Table 3. Question categories

5 Proof of Concept

In order to verify the applicability of the proposed method, we implemented a subset of the architecture (blue colored components) presented in Fig. 1. For this proof of concept, we used the spaCy open-source natural language processing library, targeting questions from the “Event log data” category of the original collected set. The library’s Rule Matcher component was used and fed with 34 semantic rules covering event log attribute querying, instance querying and counting, aggregations and superlatives (“most”, “least”), among others.

In order to test the implementation, the set of questions from the “Event log data” category was further refined by removing compound questions (questions containing multiple embedded subquestions) and time-bound questions (questions containing time-related filters as in “What is the average duration of cases completed in the first quarter of 2020?”), as these constructions were not covered by the implemented set of semantic rules. This led to a testing dataset of 203 questions.

This testing set was executed against a Work Force Management based event log that was uploaded into the Everflow Process Mining tool. However, any process mining event log could be used, as the collected questions are not context-specific (not bounded to any particular event log).

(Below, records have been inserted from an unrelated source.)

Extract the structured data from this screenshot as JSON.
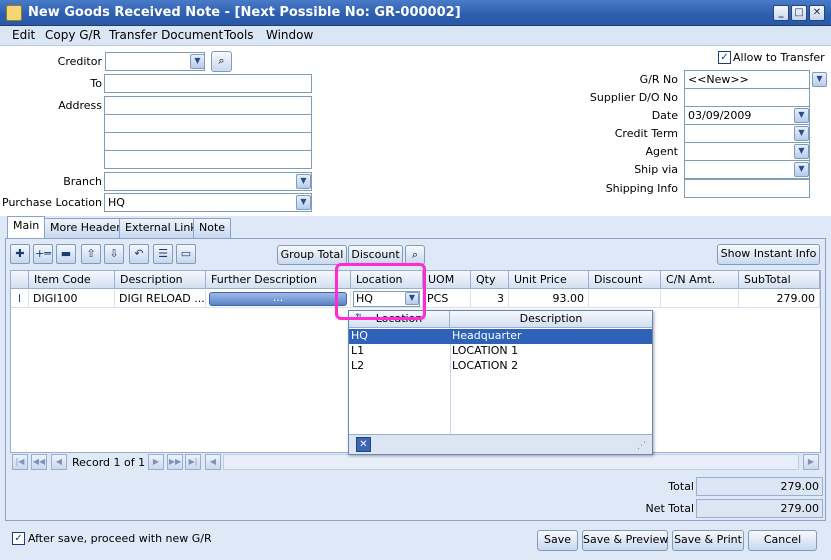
{
  "window": {
    "title": "New Goods Received Note - [Next Possible No: GR-000002]",
    "minimize": "_",
    "maximize": "□",
    "close": "✕"
  },
  "menu": [
    "Edit",
    "Copy G/R",
    "Transfer Document",
    "Tools",
    "Window"
  ],
  "header": {
    "creditor_label": "Creditor",
    "to_label": "To",
    "address_label": "Address",
    "branch_label": "Branch",
    "purchase_location_label": "Purchase Location",
    "purchase_location_value": "HQ",
    "allow_transfer_label": "Allow to Transfer",
    "allow_transfer_checked": "✓",
    "gr_no_label": "G/R  No",
    "gr_no_value": "<<New>>",
    "supplier_do_label": "Supplier D/O No",
    "date_label": "Date",
    "date_value": "03/09/2009",
    "credit_term_label": "Credit Term",
    "agent_label": "Agent",
    "ship_via_label": "Ship via",
    "shipping_info_label": "Shipping Info"
  },
  "tabs": [
    "Main",
    "More Header",
    "External Link",
    "Note"
  ],
  "toolbar": {
    "group_total": "Group Total",
    "discount": "Discount",
    "show_instant_info": "Show Instant Info"
  },
  "grid": {
    "columns": [
      "Item Code",
      "Description",
      "Further Description",
      "Location",
      "UOM",
      "Qty",
      "Unit Price",
      "Discount",
      "C/N Amt.",
      "SubTotal"
    ],
    "row_marker": "I",
    "row": {
      "item_code": "DIGI100",
      "description": "DIGI RELOAD ...",
      "further_description": "...",
      "location": "HQ",
      "uom": "PCS",
      "qty": "3",
      "unit_price": "93.00",
      "discount": "",
      "cn_amt": "",
      "subtotal": "279.00"
    }
  },
  "location_popup": {
    "columns": [
      "Location",
      "Description"
    ],
    "rows": [
      {
        "code": "HQ",
        "desc": "Headquarter"
      },
      {
        "code": "L1",
        "desc": "LOCATION 1"
      },
      {
        "code": "L2",
        "desc": "LOCATION 2"
      }
    ]
  },
  "navigator": {
    "record_text": "Record 1 of 1"
  },
  "totals": {
    "total_label": "Total",
    "total_value": "279.00",
    "net_total_label": "Net Total",
    "net_total_value": "279.00"
  },
  "footer": {
    "after_save_label": "After save, proceed with new G/R",
    "after_save_checked": "✓",
    "save": "Save",
    "save_preview": "Save & Preview",
    "save_print": "Save & Print",
    "cancel": "Cancel"
  },
  "colors": {
    "title_bar": "#2d5fb0",
    "highlight": "#ff2bd4",
    "selected_row": "#2e62b8",
    "panel": "#dfe8f6"
  }
}
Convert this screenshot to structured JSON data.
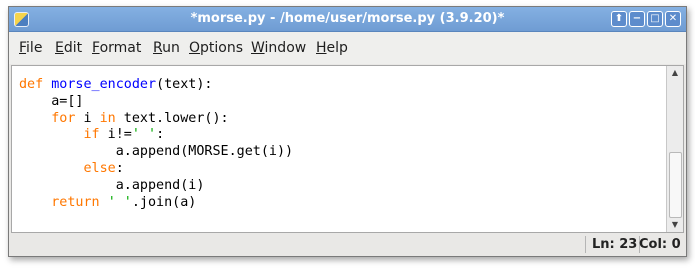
{
  "window": {
    "title": "*morse.py - /home/user/morse.py (3.9.20)*",
    "buttons": {
      "maximize_glyph": "⬆",
      "minimize_glyph": "−",
      "restore_glyph": "□",
      "close_glyph": "✕"
    }
  },
  "menu": {
    "items": [
      "File",
      "Edit",
      "Format",
      "Run",
      "Options",
      "Window",
      "Help"
    ]
  },
  "editor": {
    "lines": [
      {
        "indent": "",
        "tokens": [
          [
            "kw",
            "def "
          ],
          [
            "fn",
            "morse_encoder"
          ],
          [
            "",
            "(text):"
          ]
        ]
      },
      {
        "indent": "    ",
        "tokens": [
          [
            "",
            "a=[]"
          ]
        ]
      },
      {
        "indent": "    ",
        "tokens": [
          [
            "kw",
            "for"
          ],
          [
            "",
            " i "
          ],
          [
            "kw",
            "in"
          ],
          [
            "",
            " text.lower():"
          ]
        ]
      },
      {
        "indent": "        ",
        "tokens": [
          [
            "kw",
            "if"
          ],
          [
            "",
            " i!="
          ],
          [
            "str",
            "' '"
          ],
          [
            "",
            ":"
          ]
        ]
      },
      {
        "indent": "            ",
        "tokens": [
          [
            "",
            "a.append(MORSE.get(i))"
          ]
        ]
      },
      {
        "indent": "        ",
        "tokens": [
          [
            "kw",
            "else"
          ],
          [
            "",
            ":"
          ]
        ]
      },
      {
        "indent": "            ",
        "tokens": [
          [
            "",
            "a.append(i)"
          ]
        ]
      },
      {
        "indent": "    ",
        "tokens": [
          [
            "kw",
            "return"
          ],
          [
            "",
            " "
          ],
          [
            "str",
            "' '"
          ],
          [
            "",
            ".join(a)"
          ]
        ]
      }
    ]
  },
  "status": {
    "line": "Ln: 23",
    "col": "Col: 0"
  },
  "colors": {
    "keyword": "#ff7700",
    "function_name": "#0000ff",
    "string": "#00aa00",
    "titlebar": "#7aa7dc"
  }
}
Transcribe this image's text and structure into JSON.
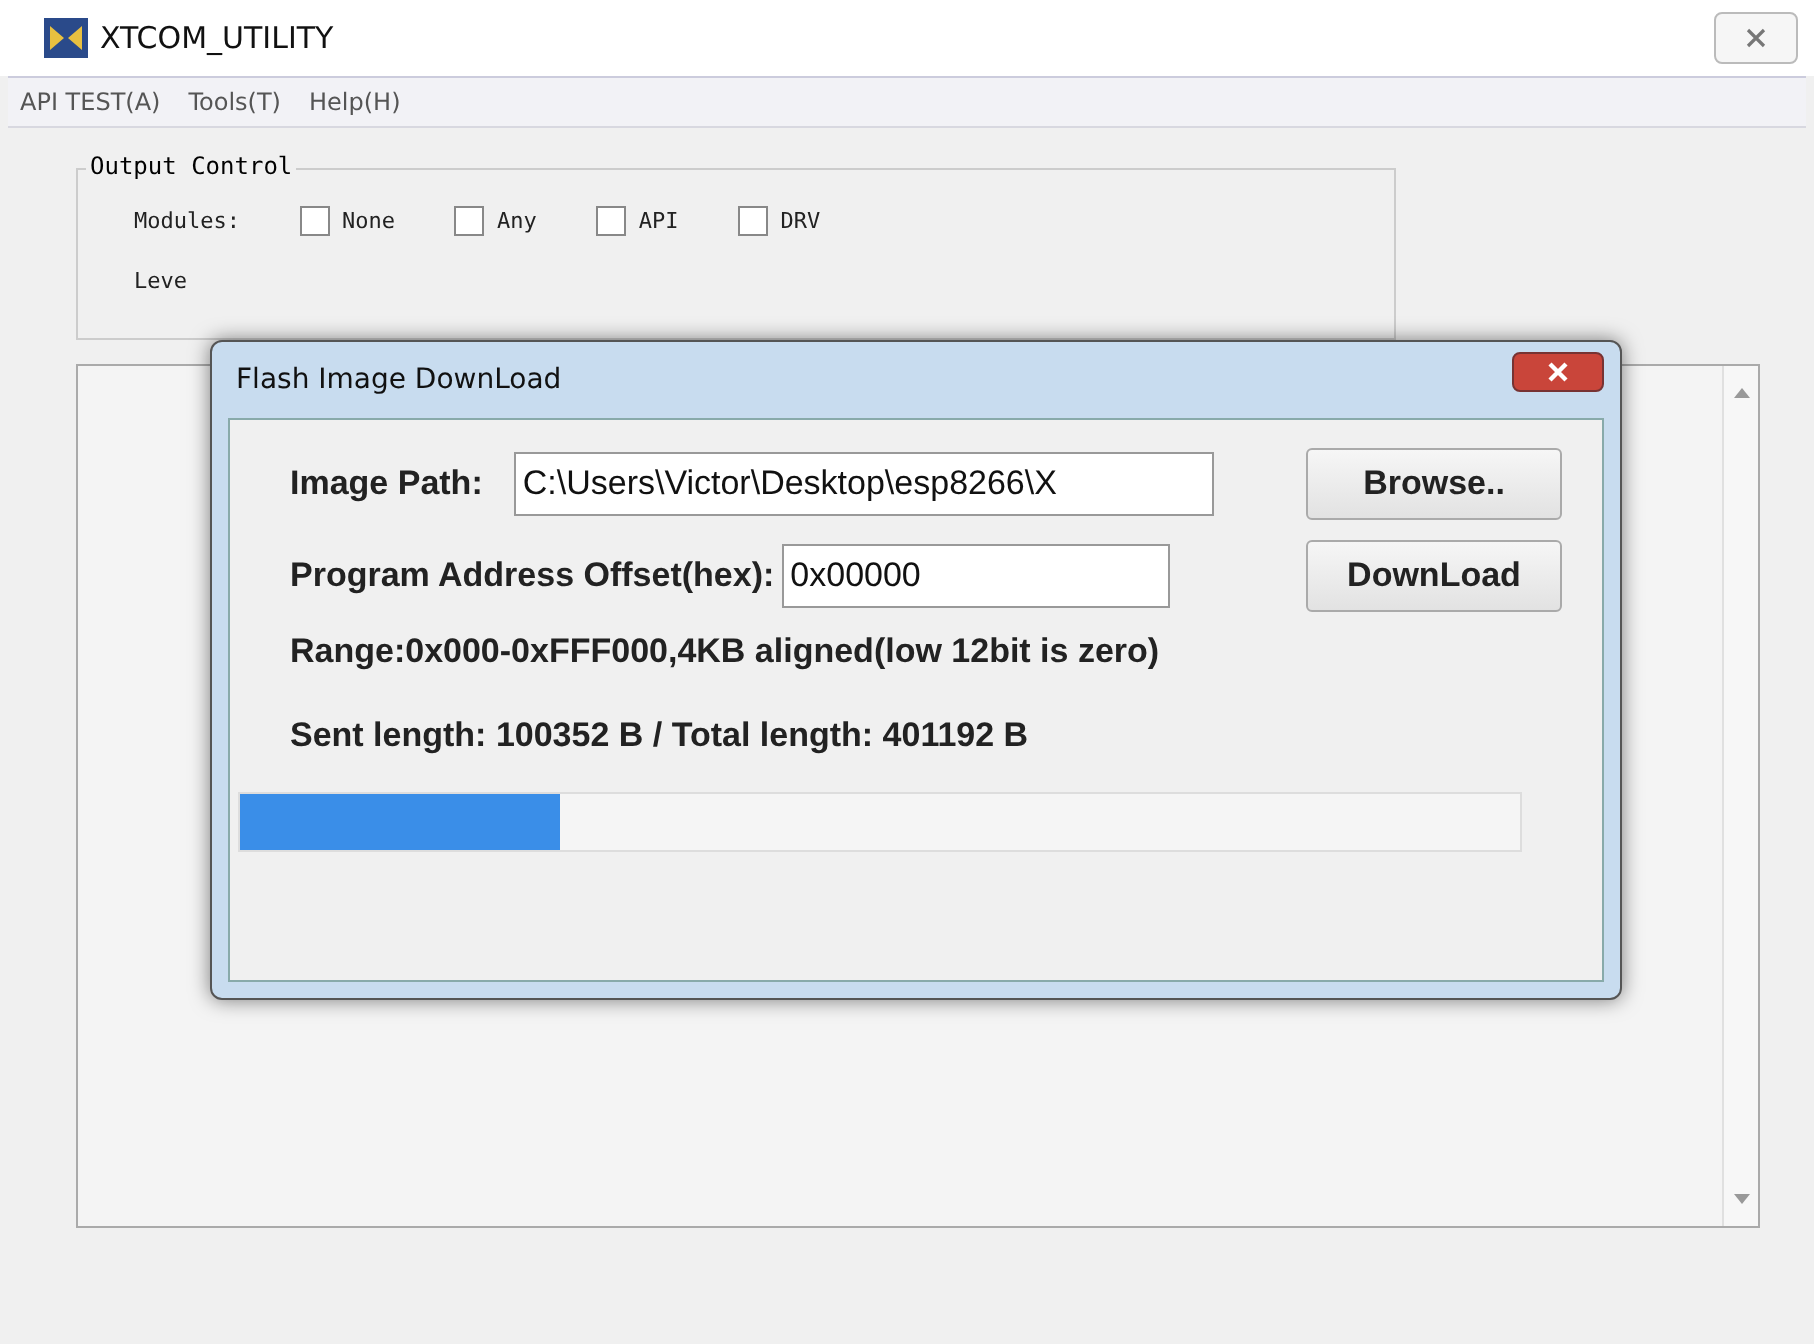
{
  "window": {
    "title": "XTCOM_UTILITY"
  },
  "menu": [
    "API TEST(A)",
    "Tools(T)",
    "Help(H)"
  ],
  "output_control": {
    "title": "Output Control",
    "modules_label": "Modules:",
    "modules": [
      {
        "label": "None",
        "checked": false
      },
      {
        "label": "Any",
        "checked": false
      },
      {
        "label": "API",
        "checked": false
      },
      {
        "label": "DRV",
        "checked": false
      }
    ],
    "level_label": "Leve"
  },
  "dialog": {
    "title": "Flash Image DownLoad",
    "image_path_label": "Image Path:",
    "image_path": "C:\\Users\\Victor\\Desktop\\esp8266\\X",
    "browse": "Browse..",
    "offset_label": "Program Address Offset(hex):",
    "offset": "0x00000",
    "download": "DownLoad",
    "range": "Range:0x000-0xFFF000,4KB aligned(low 12bit is zero)",
    "status": "Sent length: 100352 B / Total length: 401192 B",
    "progress": {
      "level": 0.25
    }
  }
}
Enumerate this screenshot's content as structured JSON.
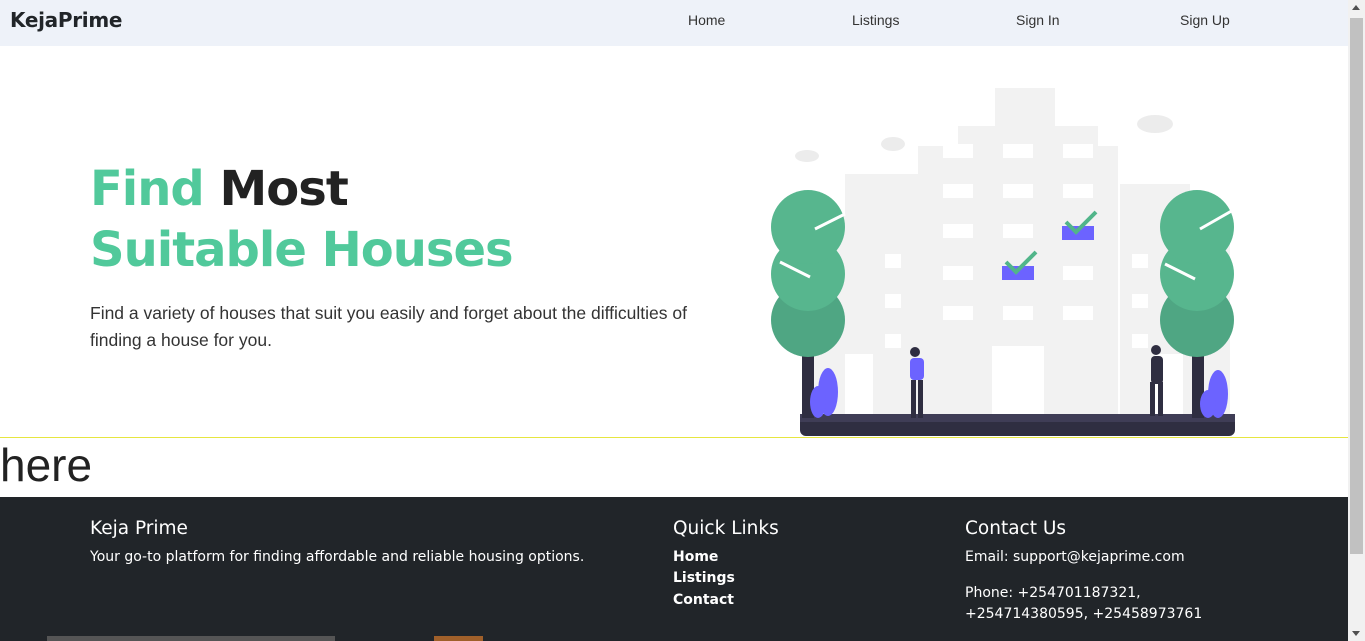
{
  "navbar": {
    "brand": "KejaPrime",
    "links": [
      "Home",
      "Listings",
      "Sign In",
      "Sign Up"
    ]
  },
  "hero": {
    "title_word1": "Find",
    "title_word2": "Most",
    "title_line2": "Suitable Houses",
    "description": "Find a variety of houses that suit you easily and forget about the difficulties of finding a house for you."
  },
  "filler_text": "here",
  "footer": {
    "about_title": "Keja Prime",
    "about_text": "Your go-to platform for finding affordable and reliable housing options.",
    "quick_links_title": "Quick Links",
    "quick_links": [
      "Home",
      "Listings",
      "Contact"
    ],
    "contact_title": "Contact Us",
    "email": "Email: support@kejaprime.com",
    "phone_line1": "Phone: +254701187321,",
    "phone_line2": "+254714380595, +25458973761"
  },
  "colors": {
    "accent_green": "#51c99b",
    "nav_bg": "#eef2f9",
    "footer_bg": "#212529",
    "illustration_purple": "#6c63ff"
  }
}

From the 203 testing questions, 163 (80.3%) were correctly answered, 22 (10.8%) were not responded because the system was not able to match any semantic rule, and 18 (8.9%) were incorrectly answered, because they fired the wrong semantic rule or because they were falsely tagged during the Pre-processing and Tagging phase.

Examples of successfully answered questions are “What is the most common flow of activities?”, “Which activity has the highest mean resolution time?” and “What are the 10% slower cases?” Unmatched questions include “What resources execute what activities?” and “Which resources are the most agile in task execution?”. Likewise, examples of questions that fired the wrong semantic rule are “What resources take the longest to execute activity A?” and “What are the resources assigned to the fastest cases?”. Actually, all these failed tests illustrate the shortcomings of a rule-based approach, where the final result is sensitively connected to the rules in use. This means that they could be fixed by a more crafted, possibly longer, rule set, which is hard to achieve and difficult to maintain.

On the other hand, properly answered questions such as “What is the average execution time of the process in Chicago?” illustrate the ability of the system to use terms that are specific to the event log. In this example, “Chicago” is a value under the attribute “City” in the event log, and could be used in the question due to the capacity to handle metadata coming from the process mining tool. This question was, of course, not present in the original testing dataset.

Overall, in spite of the limited size and variation of the testing questions and rules, the 80.3% accuracy seems promising as a first result. As expected, a rule-based approach has limitations in treating questions that stray too much away from the structures implemented in the rules. In general, this method presents high precision, but low generalization.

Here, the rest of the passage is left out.